While the ruling was based upon the First Amendment defense, the opinion seemed to focus on whether infringement existed. Setting a humorous tone, the opinion noted that “besides this general similarity, they have nothing in common. The San Andreas Game is not complementary to the Play Pen; video games and strip clubs do not go together like a horse and carriage or, perish the thought, love and marriage. Nothing indicates that the buying public would reasonably have believed that ESS produced the video game or, for that matter, that Rockstar operated a strip club.”

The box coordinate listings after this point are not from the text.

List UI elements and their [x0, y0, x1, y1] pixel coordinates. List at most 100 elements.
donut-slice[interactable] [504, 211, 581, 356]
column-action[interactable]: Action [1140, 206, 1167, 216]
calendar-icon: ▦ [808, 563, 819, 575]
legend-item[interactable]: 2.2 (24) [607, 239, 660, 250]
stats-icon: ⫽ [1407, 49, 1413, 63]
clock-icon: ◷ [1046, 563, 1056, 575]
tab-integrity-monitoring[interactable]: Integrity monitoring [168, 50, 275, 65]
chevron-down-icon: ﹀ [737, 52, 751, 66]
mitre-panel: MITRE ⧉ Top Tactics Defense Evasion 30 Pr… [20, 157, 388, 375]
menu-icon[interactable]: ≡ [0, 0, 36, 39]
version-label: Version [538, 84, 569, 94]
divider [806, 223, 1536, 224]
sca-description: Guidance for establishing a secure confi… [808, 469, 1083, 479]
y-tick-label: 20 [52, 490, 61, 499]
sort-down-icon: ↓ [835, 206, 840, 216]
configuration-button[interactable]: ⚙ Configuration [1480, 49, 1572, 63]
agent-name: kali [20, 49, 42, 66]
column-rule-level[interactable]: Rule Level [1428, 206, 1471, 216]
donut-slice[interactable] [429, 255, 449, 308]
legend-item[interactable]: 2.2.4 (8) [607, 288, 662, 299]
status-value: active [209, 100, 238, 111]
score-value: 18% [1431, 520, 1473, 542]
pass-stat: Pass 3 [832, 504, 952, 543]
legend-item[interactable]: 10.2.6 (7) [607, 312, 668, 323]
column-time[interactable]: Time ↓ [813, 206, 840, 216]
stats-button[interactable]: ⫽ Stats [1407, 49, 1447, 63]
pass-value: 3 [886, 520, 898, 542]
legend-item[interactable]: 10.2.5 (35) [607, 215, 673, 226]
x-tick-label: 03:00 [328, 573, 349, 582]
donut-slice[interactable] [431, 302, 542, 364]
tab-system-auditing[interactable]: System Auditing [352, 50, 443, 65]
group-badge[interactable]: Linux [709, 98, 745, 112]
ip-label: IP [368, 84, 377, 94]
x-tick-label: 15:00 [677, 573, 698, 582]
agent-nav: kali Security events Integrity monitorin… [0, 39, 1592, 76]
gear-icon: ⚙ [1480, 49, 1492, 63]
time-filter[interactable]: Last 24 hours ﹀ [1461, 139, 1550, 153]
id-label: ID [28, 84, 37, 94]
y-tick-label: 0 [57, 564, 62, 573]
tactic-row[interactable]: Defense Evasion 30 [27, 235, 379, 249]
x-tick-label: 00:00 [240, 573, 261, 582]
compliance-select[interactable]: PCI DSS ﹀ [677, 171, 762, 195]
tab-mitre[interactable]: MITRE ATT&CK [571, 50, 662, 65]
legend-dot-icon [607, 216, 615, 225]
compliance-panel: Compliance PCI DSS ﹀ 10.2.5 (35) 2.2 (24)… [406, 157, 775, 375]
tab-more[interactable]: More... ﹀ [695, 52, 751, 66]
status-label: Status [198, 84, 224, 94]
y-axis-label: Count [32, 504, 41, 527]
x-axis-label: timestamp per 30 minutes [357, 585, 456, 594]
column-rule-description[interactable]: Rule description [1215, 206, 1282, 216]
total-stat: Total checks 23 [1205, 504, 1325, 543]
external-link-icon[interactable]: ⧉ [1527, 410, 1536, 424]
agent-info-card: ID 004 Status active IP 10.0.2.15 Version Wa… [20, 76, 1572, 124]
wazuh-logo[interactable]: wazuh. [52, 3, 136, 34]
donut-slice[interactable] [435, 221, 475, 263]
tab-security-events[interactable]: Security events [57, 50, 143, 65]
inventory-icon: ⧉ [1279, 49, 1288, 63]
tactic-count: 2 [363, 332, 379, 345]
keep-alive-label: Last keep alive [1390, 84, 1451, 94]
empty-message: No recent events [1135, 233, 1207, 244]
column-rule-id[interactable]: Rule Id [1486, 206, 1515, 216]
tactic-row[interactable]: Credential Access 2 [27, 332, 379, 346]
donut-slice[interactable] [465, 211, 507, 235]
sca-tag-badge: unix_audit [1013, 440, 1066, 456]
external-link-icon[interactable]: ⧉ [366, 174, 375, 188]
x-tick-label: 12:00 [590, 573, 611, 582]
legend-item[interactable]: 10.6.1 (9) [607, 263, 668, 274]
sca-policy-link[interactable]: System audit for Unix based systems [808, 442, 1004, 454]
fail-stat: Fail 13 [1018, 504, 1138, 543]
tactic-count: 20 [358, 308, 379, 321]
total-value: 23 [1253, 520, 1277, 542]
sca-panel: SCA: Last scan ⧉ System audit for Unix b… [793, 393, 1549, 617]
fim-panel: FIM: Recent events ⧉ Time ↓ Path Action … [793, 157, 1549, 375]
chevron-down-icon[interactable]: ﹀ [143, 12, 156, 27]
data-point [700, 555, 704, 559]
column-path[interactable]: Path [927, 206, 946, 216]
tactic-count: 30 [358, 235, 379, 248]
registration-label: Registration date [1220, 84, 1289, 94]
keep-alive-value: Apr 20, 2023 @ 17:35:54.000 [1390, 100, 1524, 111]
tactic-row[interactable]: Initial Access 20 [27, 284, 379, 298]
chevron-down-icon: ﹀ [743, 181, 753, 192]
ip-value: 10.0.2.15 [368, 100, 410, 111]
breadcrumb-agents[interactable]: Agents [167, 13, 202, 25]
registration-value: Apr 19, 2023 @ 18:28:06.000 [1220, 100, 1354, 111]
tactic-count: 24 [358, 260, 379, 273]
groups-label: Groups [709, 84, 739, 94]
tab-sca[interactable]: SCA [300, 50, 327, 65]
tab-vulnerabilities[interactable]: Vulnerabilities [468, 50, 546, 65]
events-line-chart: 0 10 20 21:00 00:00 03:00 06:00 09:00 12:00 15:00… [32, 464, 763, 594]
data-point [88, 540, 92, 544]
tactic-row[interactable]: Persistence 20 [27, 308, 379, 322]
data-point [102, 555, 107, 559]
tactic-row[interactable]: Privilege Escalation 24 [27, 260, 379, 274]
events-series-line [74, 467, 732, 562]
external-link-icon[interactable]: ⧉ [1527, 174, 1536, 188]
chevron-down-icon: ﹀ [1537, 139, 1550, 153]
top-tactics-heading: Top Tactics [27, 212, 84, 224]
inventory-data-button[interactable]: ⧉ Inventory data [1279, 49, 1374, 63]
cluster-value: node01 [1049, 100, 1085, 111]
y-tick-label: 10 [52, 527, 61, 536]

ESS argued that because San Andreas players could spend as much time as they wanted at the Pig Pen virtual strip club, it could be considered a significant part of the Game, thereby leading to confusion. The court rejected the argument with the observation that:

fans can spend all nine innings of a baseball game at the hot dog stand; that hardly makes Dodger Stadium a butcher’s shop. In other words, the chance to attend a virtual strip club is unambiguously not the main selling point of the Game.

It is interesting to note that the test for determining whether the trademark or trade dress rights were trumped by First Amendment considerations has been traditionally applied by the court in instances where trademarks were used in the titles of artistic works, not to alleged use of a trademark in the body of the work. Nonetheless, the court thought that such an application logically followed and the parties did not dispute it.